The unknowable God is made knowable to the saints by the transcending of their minds – “for the mind becomes supercelestial.”[28] That is, he who ascended into the heavens has spiritually taken with him all those who are united to him so that they may be “filled with all the immaterial knowledge of a higher light.”[29]  The human mind in Christ has ascended in glory, thus enabling human minds to contemplate that glory directly. Our capacity for ascending in and with Christ to contemplation and knowledge of God is inseparable from our salvation, which Christ accomplishes by uniting us to himself. Only in becoming one with God by grace can we truly know God.

Palamas writes, “God is not only beyond knowledge, but also beyond unknowing.”[30] Palamas then later deepens the complexity of this expression: “In reality there remains an unknowing which is beyond knowledge.”[31] This is the “knowledge that is beyond wisdom” regarded by the irreverent as “foolishness.”[32] No paradox is sufficient to express the experience of the presence God, but both the positive reality of that experience and its absolute ineffability must each be maintained without neglect of the other.

We must not mistake apophatic expressions to be descriptive of the experience of God. They create an absence in the mind in which God’s presence is experienced and known, but that absence is not his presence. His presence is not describable in the terms of absence any more than it is describable in any other terms.

Palamas introduced the concept of God’s essence and energies into the discussion of the knowledge of God, seeking to maintain both the knowability of God by grace and the unknowability of God by nature. Referencing Palamas, Jaroslav Pelikan states the case well, “Since the ousia of God ‘is altogether incomprehensible …, would we have any other means of knowing God truly' if deifying grace and light were not God himself?”[33] In his essence, God is unknowable. In his energies, God makes himself known. We become one with God in his energies and thus can know him directly. This knowledge is accessible to all people of faith.

Palamas also states the relationship of faith to the knowledge of God. He writes, “Faith… alone can attain to the truth that lies above reason”[34] Spiritual knowledge of God, as opposed to the knowledge of reason, is accessible only to faith. Without faith, there is no knowledge of God. Furthermore, without faith, there can be no deification and rational knowledge utterly fails to replace faith in this regard.[35] As for Maximus, faith for Palamas does not simply refer to an assent of the intellect to revealed propositions.

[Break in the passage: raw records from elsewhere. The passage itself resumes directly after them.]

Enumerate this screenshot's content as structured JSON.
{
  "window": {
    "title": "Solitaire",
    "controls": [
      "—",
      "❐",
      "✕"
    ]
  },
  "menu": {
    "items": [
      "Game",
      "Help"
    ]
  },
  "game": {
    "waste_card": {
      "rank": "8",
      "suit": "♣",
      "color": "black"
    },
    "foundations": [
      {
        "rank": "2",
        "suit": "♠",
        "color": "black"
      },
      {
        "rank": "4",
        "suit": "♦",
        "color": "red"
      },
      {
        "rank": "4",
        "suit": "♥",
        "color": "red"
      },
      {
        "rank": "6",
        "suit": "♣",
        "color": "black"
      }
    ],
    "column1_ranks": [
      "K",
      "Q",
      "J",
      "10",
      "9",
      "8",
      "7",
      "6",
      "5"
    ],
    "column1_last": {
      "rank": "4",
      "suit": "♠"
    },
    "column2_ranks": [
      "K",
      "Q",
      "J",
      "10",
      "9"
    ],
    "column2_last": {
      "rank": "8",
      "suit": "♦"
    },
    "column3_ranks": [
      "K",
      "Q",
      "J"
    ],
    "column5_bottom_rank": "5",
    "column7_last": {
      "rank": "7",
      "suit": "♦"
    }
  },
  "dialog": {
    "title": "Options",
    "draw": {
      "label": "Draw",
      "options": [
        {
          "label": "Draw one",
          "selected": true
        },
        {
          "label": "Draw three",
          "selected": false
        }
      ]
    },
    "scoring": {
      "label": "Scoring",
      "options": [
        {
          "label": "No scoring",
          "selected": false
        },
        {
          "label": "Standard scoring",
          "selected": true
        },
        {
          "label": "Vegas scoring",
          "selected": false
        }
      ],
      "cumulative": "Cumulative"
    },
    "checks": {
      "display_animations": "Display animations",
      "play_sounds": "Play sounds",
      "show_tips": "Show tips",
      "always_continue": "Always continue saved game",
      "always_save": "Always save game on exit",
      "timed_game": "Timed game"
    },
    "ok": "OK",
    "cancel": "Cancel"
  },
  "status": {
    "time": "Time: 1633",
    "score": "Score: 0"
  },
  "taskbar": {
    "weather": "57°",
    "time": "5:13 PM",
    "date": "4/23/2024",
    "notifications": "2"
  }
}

Rather, it is only a faith lived that enables the believer to come to knowledge of God. “True faith,” in fact, only “comes about by the fulfilling of the commandments” and it “bestow[s] knowledge… through that uncreated light which is the glory of God.”[36] If we love God and keep his commandments, he will give us the gift of true faith, which is a true spiritual knowledge of God and an essential aspect of our salvation by union with God.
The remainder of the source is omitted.